When she got here, we chatted about the move and a few other things. Then I told her about my father-in-law passing away. She, in turn, told me about a friend of hers–healthy and only 42 years old–who died suddenly just a week or two ago.
I told her that just last night I had been thinking about how a death–be it sudden or after long suffering–forces me to acknowledge the fact that any day could well be my last, and to try to live with that truth in mind.
She nodded her head vigorously:
Oh yes, that is so true! Every morning that I wake up, I say “Thank you for this day!” I always think about what my mother would tell me: no one knows the hour or the day of their passing.
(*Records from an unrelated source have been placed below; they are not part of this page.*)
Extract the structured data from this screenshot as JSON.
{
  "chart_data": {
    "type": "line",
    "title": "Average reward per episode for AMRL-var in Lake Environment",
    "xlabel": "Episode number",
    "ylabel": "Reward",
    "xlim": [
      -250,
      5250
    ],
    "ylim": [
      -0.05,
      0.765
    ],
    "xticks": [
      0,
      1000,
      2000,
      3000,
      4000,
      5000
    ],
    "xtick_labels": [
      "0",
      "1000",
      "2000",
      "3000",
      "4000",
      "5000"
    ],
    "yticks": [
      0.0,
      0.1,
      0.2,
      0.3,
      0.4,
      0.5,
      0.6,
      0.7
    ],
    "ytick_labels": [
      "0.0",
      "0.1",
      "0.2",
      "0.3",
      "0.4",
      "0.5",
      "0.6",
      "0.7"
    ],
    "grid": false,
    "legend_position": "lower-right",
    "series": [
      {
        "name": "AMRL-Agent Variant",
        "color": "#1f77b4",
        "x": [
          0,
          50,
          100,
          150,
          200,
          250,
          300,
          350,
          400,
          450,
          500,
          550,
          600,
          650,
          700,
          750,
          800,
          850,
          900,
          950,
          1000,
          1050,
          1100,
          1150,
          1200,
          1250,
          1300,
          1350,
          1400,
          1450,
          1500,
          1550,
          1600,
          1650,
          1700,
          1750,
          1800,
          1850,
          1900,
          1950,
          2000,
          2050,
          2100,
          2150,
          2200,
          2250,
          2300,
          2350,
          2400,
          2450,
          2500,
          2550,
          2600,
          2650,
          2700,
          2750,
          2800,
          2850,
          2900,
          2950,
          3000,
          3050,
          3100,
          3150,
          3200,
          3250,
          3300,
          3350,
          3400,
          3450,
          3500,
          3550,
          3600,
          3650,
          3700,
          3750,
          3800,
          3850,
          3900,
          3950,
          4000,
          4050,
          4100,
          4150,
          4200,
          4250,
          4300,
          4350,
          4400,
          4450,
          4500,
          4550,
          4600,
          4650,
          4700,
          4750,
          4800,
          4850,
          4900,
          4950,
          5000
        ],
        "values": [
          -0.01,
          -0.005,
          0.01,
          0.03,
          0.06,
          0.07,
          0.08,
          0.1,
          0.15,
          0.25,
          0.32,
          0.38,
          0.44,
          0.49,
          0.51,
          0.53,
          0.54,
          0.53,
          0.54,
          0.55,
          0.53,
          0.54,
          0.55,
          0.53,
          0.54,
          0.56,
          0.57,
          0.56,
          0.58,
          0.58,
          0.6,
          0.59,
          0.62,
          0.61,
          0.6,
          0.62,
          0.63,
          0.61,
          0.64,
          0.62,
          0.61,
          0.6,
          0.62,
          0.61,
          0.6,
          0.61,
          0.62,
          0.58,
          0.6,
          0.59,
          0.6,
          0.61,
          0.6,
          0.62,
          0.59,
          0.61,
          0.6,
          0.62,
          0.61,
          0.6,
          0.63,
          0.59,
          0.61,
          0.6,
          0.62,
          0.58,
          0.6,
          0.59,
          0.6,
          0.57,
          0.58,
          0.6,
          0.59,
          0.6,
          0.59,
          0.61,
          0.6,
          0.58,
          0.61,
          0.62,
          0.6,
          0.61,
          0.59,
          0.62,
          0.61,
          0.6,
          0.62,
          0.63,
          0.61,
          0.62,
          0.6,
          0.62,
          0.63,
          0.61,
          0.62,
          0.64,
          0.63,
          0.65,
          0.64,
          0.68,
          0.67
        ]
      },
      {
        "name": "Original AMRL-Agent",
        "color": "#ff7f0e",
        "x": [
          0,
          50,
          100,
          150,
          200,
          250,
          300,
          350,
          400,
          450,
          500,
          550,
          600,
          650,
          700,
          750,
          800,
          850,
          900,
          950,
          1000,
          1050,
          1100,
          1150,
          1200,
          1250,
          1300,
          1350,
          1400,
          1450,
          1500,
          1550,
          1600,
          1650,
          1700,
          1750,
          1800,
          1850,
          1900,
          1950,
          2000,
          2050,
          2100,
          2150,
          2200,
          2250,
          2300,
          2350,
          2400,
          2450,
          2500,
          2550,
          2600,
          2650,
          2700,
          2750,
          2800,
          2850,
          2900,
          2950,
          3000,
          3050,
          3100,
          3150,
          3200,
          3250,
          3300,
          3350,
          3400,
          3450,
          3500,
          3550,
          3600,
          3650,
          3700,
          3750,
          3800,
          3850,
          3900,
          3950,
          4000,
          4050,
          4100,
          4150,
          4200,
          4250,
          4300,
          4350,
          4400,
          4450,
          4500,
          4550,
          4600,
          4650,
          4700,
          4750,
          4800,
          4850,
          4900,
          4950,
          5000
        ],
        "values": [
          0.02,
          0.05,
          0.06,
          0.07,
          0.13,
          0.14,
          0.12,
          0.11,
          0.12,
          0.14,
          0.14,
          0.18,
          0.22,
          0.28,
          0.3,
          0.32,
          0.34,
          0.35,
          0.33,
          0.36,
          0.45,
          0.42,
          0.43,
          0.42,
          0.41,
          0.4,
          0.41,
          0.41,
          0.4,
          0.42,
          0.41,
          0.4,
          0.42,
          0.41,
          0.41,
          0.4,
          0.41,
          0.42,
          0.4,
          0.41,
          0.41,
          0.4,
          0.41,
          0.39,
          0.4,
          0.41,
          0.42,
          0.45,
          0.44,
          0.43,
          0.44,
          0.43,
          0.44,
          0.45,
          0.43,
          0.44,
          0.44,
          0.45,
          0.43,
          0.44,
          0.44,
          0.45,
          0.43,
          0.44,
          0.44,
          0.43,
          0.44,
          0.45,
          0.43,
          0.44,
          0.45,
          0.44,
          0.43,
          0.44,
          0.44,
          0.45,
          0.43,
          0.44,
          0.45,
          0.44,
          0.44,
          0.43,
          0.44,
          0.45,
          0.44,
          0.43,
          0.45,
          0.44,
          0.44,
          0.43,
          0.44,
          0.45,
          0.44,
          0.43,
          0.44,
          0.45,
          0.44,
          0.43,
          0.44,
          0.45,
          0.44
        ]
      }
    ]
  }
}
So I want to appreciate each day that I have.
What a wonderful conversation we had, standing there on the street today!
My son teases me sometimes–why is it that I have to talk to every cashier and every retail or service worker I encounter? I don’t think he really minds, but it does amuse him. And of course, my only response is: why wouldn’t I?
Today, I felt like I connected with someone I have only met face to face twice, and with whom I have only spoken on the phone a handful of times. But in our brief exchange, I felt I had run into someone who was on the same path I am trying to tread. Brief exchanges like the one I had today are like getting the high sign, or a not-so-secret handshake from a fellow traveler.
There’s some line of Whitman jangling around in my head that touches on the same idea, but I can’t quite get it right at this hour….
But I bet you already get the picture, fellow traveler!